BKR wendet sich gegen „Cancel-Culture“ an Hochschulen
BKR-Stellungnahme zum „Canceln“ an einer katholischen Hochschule
Der jüngste Vorgang an der Hochschule für Philosophie München (HFPH), bei dem ein Vortrag des Philosophen Sebastian Ostritsch auf Druck protestierender Studierender abgesagt wurde, wirft ein erschütterndes Licht auf das Selbstverständnis akademischer Freiheit und katholischer Erziehung. Ein Institut, das sich als Stätte geistiger Bildung und kirchlicher Tradition versteht, darf sich — ausgerechnet im Namen „katholischer Identität“ — nicht der Bekämpfung kontroverser Meinung verschreiben, wenn diese meinerseits im Rahmen von Vernunft, Bibel und kirchlicher Lehre bleibt.

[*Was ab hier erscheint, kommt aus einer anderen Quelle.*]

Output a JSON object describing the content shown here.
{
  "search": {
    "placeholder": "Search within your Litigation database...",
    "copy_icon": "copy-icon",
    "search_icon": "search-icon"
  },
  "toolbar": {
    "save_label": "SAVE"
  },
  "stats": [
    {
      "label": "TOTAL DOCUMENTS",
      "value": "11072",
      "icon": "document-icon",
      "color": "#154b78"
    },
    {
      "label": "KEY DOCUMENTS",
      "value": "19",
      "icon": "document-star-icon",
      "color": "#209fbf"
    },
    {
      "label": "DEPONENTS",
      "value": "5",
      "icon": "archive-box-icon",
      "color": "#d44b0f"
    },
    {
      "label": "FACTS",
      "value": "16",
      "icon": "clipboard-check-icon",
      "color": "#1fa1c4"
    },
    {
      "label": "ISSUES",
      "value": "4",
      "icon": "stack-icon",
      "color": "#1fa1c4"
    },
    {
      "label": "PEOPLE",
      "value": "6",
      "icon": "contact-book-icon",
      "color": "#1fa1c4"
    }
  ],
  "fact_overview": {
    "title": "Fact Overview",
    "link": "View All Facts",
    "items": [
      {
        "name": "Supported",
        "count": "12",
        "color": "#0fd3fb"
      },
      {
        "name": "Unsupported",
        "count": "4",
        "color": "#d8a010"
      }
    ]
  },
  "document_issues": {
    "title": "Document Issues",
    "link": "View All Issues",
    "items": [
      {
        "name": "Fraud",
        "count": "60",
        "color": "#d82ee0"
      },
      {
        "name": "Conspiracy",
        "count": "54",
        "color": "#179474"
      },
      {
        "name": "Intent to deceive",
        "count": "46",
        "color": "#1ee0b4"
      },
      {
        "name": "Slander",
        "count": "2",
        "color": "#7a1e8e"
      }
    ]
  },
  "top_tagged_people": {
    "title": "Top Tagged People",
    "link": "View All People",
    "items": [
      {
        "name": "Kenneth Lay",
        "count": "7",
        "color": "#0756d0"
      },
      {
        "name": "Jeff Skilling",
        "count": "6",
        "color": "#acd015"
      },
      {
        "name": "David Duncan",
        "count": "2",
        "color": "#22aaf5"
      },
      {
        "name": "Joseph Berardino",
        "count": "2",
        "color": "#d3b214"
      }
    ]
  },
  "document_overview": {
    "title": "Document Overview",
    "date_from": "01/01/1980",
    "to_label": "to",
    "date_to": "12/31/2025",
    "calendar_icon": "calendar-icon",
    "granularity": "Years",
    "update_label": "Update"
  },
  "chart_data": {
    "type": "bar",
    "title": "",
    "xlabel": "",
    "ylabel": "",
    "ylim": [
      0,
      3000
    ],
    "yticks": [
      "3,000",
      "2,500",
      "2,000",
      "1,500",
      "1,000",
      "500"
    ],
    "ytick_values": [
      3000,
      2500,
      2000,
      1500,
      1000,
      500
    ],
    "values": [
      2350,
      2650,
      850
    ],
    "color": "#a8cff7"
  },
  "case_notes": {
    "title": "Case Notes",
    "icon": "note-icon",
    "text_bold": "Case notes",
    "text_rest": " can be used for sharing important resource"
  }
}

Meinungsfreiheit und akademische Pflicht
Die Absage erfolgte nach studentischem Druck und Protesten, in denen Ostritsch ausdrücklich als „gefährlich“ und sein Vortrag als untauglich diffamiert wurde — ohne dass konkrete inhaltliche Kritik substantiiert vorgetragen wurde. 
Dies stellt nicht nur einen Angriff auf die Meinungsfreiheit dar; es widerspricht auch dem Selbstverständnis einer Hochschule, die dem philosophischen und theologischen Diskurs verpflichtet ist. Dann nämlich, wenn ein katholischer Denker — mit durchaus traditionellen, aber im Rahmen der kirchlichen Lehre vertretbaren Positionen — nicht mehr hören darf, weil er unbequem ist, wird die Debattenkultur, auf der Kirche und Wissenschaft gleichermaßen ruhen, ad absurdum geführt.
Warnung vor Gewöhnung an „Cancel-Normen“
Als BKR sehen wir mit Sorge, dass sich ein „Institutionalisiertes Canceln“ ausbreitet — nicht mehr nur gesellschaftlich-politisch, sondern nun auch in kirchlichen und akademischen Räumen. Was heute als „wohlmeinender Protest“ beginnt, kann morgen die normierte Ausschaltung abweichender Stimmen sein. Der Fall Ostritsch zeigt, wie schnell eine vermeintlich pluralistische Hochschule unter dem Druck aktivistischer Gruppen ihre eigene Selbstverpflichtung aufgibt — mit fatalen Folgen für Meinungsvielfalt und christlich-katholische Debattenkultur.
Appell an Leitung und Gemeinschaft der Kirche
Deshalb fordern wir — im Namen vieler katholischer Rechtsanwälte — die Leitung der HFPH, die Kirchen- und Hochschulgemeinschaft sowie alle Katholikinnen und Katholiken dazu auf, konsequent für den Schutz von Wissenschafts- und Meinungsfreiheit einzutreten:
• Eingeladene Referenten dürfen nicht wegen politischer oder ideologischer Vorbehalte von Studierenden „ausgeladen“ werden, solange sie nicht gegen geltendes Recht verstoßen.
• Eine katholische Hochschule muss der Vielfalt des Denkens Raum geben — gerade dort, wo tiefgehende theologische und philosophische Fragen diskutiert werden.
• Der kirchliche Auftrag zur Wahrheit erfordert Mut zur Debatte; wer in Angst vor Protest schweigt, verhöhnt den Geist der Aufklärung und der katholischen Tradition zugleich.
Worte unseres Vorsitzenden und stellvertretenden Vorsitzenden
„Ein derartiger Vorgang an einer katholischen Hochschule ist nicht nur ein Angriff auf den Einzelnen — er trifft das Fundament unseres Rechtsverständnisses und die Freiheit der Kirche, sich selbst denkend und streitbar zu begreifen.“
— Rechtsanwalt und Fachanwalt für Arbeitsrecht Roger Zörb, Hamburg
„Wenn ein akademischer Raum sich weigert, kontroverse, aber legitime Gedanken zu hören, trägt er nicht zum Frieden der Kirche bei, sondern zu ihrer Versteinerung. Das kann nicht im Sinne christlicher Offenheit sein.“
— Prof. Dr. Sven‑Joachim Otto, Düsseldorf, stellvertretender Vorsitzender des BKR
Schlussbemerkung
Der Fall um Sebastian Ostritsch ist kein Einzelfall, sondern Teil einer besorgniserregenden Entwicklung — auch innerhalb katholischer Institutionen. Als Bund katholischer Rechtsanwälte setzen wir uns dafür ein, dass katholische Hochschulen weiterhin Räume der Debatte bleiben. Wo Kirche und Wissenschaft sich gegenseitig befruchten, darf es keine Angst vor „unangenehmen“ Gedanken geben. Schweigen ist niemals die christliche Antwort auf Dissens.